Though the ordeal became an adventure for Pi, it was just overwhelming. He tires of being

scorched by the obdurate rays of sun, and of his extreme thirst. He is also forced to abandon his

vegetarian diet so as not to die from hunger. But in the face of despair, just when he thinks he

can no longer hold on a natural phenomenon delivers him a sign. "Suddenly a bolt struck... There

was an explosion of hot air and hot water. For two, perhaps three seconds a gigantic, blinding

white shard of glass from a broken cosmic window danced in the sky" (Martel 107). The

lightning storm amazes Pi and he sees it as an impressive demonstration of the gods terming it as

an outbreak of divinity. "Praise be to Allah, Lord of All Worlds, the Compassionate, the

Merciful, Ruler of Judgment Day!" As a result he his faith is renewed as he believes that he will

be saved soon. Pi then “made himself at home” he had his “prayer at sunrise”, “mid-morning

prayers”, “late afternoon to early evening prayer”, and “night: fitful sleeping prayer” (Martel 87).

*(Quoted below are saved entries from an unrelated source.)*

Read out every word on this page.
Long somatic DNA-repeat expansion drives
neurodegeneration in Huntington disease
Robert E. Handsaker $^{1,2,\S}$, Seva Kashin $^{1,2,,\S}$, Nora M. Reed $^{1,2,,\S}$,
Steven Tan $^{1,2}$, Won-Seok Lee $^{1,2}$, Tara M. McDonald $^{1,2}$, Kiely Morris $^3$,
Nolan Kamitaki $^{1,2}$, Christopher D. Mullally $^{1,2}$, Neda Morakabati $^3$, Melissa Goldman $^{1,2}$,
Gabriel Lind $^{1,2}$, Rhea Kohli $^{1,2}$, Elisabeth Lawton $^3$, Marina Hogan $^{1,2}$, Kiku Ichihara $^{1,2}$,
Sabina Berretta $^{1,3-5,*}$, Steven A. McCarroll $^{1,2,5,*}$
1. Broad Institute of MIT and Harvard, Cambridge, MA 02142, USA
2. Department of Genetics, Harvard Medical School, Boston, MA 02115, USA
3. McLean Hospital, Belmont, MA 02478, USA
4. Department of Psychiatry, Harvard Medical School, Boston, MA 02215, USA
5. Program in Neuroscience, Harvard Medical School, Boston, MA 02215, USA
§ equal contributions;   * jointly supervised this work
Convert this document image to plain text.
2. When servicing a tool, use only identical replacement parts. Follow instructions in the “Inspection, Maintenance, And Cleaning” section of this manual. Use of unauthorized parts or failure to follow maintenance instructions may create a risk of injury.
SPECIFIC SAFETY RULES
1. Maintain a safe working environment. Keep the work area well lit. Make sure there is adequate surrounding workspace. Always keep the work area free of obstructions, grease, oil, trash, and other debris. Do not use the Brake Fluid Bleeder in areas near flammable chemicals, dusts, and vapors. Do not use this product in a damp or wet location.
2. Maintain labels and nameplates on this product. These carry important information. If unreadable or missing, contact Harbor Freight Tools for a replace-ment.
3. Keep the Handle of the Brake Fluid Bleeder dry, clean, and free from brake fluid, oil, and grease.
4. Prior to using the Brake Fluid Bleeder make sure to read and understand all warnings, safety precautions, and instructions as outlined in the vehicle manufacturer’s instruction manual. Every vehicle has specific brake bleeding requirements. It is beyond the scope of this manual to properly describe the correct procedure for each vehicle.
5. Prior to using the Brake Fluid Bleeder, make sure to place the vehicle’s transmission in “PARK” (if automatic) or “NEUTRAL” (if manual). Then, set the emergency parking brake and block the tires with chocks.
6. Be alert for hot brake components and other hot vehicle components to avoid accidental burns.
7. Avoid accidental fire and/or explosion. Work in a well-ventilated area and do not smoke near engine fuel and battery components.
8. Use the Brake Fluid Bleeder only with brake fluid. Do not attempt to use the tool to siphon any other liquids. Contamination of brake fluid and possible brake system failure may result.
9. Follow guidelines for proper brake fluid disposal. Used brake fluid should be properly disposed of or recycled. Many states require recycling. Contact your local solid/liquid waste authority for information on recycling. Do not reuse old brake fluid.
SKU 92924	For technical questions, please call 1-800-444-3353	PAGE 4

This kept Pi sanguine of being rescued from this ordeal.

At the point of his greatest adversity, a beleaguered Pi, on the verge of succumbing to the

challenges of his life at sea, is revived by a glimmer of hope when he comes upon the island.

However, this salvation is bitter-sweet as Pi, though cognizant of this island’s ability to provide

certain necessities for sustaining his life, realizes that the journey is not over as it is unlikely that

he can survive for a long on this remote island. Yet to Pi, this strange island comes as a

reassurance of the protection and aid of God in times when help is needed most. This speaks

directly to his fascination with religion from his early life in India and how it allows him to be

sanguine even in the face of imminent death. In the end, when he finally got to the safety of

Canada Pi, in an interview with journalists about his ordeal, credited his survival to his faith in

God; “I turned to God. I survived” (Martel 391)


Boyagoda , Randy. "The Life of Pi." First Things: The Journal of Religion, Culture and Public

Life. 2003. 13 Oct. 2008<http//>

Greer, W.R. "Life of Pi is a masterful story." 2002. Harcourt, Inc. 13 Oct. 2008


Martel, Yann. Life of Pi. Canada: Random House of Canada, 2001.

The Holy Bible, Revised Standard Version. Philadelphia: Westminster, 1952.